To: Nicholas Thompson who wrote (597056)1/6/2011 10:20:58 PM
From: steve harris  Respond to of 1573073
 
we're making progress...

how do you define "rich"?

I define rich as wealthy, not someone with a high income. I know poor people you'd consider rich based upon their income...



To: Nicholas Thompson who wrote (597056)1/7/2011 12:15:10 AM
From: Tenchusatsu1 Recommendation  Respond to of 1573073
 
Nick, > Compare that to what many consider our best years, the 50s when tax rates reached 91%.

Fine, raise the top tax rate to 91%. Watch as tax revenues disappear.

How many rich guys will expose their flow of money to such punitive tax rates? The answer is zero.

Try again, but next time, think about what you advocate first.

Tenchusatsu



To: Nicholas Thompson who wrote (597056)1/7/2011 1:34:42 PM
From: TimF  Respond to of 1573073
 
Compare that to what many consider our best years, the 50s

A lot of times people look back with nostalgia, forgetting some of the bad things, but remembering the good.

when tax rates reached 91%

With very little income actually subject to that rate, and with growth improving after the rate was cut (to 70%).

Back then the top rate only a few people had enough income to hit the top rate. Those who did could deduct a lot of their income (for example all interest was deductible, not just mortgage interest), realize compensation in other ways then cash, which didn't get taxed (special luxurious facilities for executives, company cars, health insurance benefits from companies becoming common, expense accounts more common and less restricted then they often are today. Not only where there such broad exclusions from taxes, the high rates give people more incentive to use them, to lobby for more, or to illegal evade taxes. Such high rates are not just economically harmful, but are below the revenue maximizing rate, lower rates bring in more revenue (I'm not claiming this is universally true, at lower rates it typically isn't)

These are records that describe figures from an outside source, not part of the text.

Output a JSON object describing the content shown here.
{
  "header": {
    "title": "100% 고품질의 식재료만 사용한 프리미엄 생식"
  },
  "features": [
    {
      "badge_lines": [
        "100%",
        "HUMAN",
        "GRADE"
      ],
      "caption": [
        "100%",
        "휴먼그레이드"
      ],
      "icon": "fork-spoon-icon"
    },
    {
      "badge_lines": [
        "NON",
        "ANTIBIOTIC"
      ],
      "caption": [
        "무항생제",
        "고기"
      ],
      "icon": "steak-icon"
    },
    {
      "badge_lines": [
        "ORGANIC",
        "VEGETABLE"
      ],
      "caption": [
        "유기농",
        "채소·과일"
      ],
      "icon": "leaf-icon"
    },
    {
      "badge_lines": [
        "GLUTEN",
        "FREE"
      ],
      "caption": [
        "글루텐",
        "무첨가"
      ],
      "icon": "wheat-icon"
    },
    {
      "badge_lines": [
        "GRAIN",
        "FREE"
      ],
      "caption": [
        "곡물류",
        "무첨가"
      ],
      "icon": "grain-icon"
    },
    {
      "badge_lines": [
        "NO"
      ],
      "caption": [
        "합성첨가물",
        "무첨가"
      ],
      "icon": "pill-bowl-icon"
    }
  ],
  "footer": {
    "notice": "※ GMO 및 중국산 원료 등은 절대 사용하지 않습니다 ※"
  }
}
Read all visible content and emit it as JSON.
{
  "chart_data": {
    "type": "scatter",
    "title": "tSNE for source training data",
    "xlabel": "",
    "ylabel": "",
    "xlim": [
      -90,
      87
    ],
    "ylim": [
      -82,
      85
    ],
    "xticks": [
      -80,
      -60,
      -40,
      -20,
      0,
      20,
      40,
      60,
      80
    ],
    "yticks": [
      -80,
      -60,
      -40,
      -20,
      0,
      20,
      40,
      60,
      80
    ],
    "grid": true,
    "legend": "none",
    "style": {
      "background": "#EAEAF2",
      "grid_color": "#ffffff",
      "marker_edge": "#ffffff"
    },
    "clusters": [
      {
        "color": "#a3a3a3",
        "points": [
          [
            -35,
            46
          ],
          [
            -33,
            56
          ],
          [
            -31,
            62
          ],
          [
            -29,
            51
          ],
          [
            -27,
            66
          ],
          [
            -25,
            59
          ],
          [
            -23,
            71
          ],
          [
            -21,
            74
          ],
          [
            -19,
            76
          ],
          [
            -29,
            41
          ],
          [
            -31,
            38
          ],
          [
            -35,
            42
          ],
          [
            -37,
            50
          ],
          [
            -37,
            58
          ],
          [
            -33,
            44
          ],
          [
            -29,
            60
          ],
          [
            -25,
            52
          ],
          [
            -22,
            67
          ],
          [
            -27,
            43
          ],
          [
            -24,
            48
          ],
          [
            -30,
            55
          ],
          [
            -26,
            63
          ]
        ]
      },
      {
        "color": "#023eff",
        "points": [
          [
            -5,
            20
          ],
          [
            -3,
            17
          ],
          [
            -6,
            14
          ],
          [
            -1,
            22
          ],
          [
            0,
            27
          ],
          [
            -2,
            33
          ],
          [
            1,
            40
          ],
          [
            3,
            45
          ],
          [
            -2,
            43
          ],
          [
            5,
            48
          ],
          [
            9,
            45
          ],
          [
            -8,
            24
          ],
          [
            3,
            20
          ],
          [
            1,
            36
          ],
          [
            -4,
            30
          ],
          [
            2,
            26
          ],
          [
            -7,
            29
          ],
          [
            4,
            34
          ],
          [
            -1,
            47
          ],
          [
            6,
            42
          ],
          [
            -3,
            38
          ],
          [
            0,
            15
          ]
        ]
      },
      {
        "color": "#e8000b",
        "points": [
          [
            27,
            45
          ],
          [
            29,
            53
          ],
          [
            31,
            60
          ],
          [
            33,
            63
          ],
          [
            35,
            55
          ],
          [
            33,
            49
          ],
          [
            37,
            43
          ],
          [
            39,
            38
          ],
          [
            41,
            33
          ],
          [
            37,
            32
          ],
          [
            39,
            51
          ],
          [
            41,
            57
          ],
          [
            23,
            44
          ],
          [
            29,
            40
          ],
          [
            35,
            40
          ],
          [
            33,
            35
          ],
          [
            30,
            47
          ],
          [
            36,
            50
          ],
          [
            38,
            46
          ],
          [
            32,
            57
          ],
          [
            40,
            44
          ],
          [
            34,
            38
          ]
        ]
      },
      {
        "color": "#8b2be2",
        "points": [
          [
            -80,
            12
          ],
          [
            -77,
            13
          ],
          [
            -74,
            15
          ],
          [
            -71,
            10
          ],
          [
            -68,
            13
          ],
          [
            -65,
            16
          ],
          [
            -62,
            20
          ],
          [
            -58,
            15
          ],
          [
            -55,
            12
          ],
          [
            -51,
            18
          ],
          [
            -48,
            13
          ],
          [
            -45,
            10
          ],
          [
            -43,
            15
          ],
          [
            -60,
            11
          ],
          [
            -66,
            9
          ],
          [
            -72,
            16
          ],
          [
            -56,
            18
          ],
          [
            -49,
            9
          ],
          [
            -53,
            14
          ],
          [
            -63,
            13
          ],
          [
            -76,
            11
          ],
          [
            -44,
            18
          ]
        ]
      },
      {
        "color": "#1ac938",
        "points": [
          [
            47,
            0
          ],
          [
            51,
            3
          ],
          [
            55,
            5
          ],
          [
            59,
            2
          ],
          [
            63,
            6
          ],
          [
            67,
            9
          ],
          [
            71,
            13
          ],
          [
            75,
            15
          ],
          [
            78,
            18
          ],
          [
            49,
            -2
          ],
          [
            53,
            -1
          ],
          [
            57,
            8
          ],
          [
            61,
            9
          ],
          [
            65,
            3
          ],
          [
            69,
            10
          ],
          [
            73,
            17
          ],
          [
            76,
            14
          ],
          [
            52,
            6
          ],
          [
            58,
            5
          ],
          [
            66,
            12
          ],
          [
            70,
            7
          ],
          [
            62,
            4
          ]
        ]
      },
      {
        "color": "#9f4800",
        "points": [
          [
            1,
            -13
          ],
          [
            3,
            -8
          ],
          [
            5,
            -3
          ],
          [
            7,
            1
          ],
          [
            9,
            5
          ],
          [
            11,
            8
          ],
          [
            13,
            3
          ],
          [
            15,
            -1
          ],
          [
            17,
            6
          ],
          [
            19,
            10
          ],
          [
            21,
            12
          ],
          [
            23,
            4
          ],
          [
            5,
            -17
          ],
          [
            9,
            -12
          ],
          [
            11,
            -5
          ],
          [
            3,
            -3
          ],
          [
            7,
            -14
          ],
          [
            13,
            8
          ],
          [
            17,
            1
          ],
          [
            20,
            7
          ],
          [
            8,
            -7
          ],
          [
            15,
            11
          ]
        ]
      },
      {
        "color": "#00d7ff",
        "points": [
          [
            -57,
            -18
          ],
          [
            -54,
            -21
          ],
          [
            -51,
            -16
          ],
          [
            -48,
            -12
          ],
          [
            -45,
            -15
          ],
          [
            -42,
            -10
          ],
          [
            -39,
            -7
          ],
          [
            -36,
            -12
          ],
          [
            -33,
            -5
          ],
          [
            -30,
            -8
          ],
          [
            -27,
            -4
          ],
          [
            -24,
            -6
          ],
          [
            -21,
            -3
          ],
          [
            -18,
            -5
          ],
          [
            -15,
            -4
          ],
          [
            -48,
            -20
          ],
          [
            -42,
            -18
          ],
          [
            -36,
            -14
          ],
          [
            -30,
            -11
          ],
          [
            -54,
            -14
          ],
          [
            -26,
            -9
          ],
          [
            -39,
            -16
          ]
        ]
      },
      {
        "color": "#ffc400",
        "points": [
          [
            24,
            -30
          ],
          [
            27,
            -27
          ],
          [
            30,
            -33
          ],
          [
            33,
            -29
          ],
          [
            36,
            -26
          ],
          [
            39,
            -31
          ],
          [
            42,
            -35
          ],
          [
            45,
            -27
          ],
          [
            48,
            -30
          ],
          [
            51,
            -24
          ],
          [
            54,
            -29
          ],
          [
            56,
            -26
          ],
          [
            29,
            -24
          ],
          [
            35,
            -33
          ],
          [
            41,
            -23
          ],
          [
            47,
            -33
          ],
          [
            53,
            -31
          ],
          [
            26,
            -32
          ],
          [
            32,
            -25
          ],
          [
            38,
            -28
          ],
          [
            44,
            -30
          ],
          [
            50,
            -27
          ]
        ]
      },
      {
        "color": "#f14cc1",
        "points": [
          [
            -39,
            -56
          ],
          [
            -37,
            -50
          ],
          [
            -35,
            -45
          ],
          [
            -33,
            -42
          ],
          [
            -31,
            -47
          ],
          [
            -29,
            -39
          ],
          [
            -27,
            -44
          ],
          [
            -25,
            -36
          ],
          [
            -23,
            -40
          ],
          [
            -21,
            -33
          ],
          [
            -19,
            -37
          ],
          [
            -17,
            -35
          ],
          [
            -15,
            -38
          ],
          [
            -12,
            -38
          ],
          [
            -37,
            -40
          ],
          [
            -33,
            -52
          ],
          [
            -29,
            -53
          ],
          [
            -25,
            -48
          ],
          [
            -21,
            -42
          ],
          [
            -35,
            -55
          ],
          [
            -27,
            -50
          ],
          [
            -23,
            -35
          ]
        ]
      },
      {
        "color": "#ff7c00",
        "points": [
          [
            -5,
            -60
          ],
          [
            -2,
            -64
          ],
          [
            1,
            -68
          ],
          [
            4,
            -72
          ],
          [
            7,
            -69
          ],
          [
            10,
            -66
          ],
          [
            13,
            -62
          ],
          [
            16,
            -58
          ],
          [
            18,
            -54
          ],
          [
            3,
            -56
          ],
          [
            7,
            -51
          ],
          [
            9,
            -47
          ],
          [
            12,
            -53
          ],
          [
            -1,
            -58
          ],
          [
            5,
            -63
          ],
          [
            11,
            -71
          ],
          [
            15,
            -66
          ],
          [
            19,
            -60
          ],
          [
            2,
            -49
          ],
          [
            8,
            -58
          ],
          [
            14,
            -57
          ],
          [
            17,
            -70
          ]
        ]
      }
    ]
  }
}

Rich people depend on our society to make what they do

All economic activity depends on the context where it happens, but society depends on entrepreneurs and businessmen, and investors, and wealthy professionals as well, and it benefits from their activities even before considering any tax payments they make. There is no issue of, as some people say, "giving back", since they didn't take in the first place, as a whole they create wealth (there are of course thieves, rent-seekers, and frauds, but those don't go away because you raise taxes, in fact bigger government increases rent-seeking, and higher tax rates increases at least tax fraud).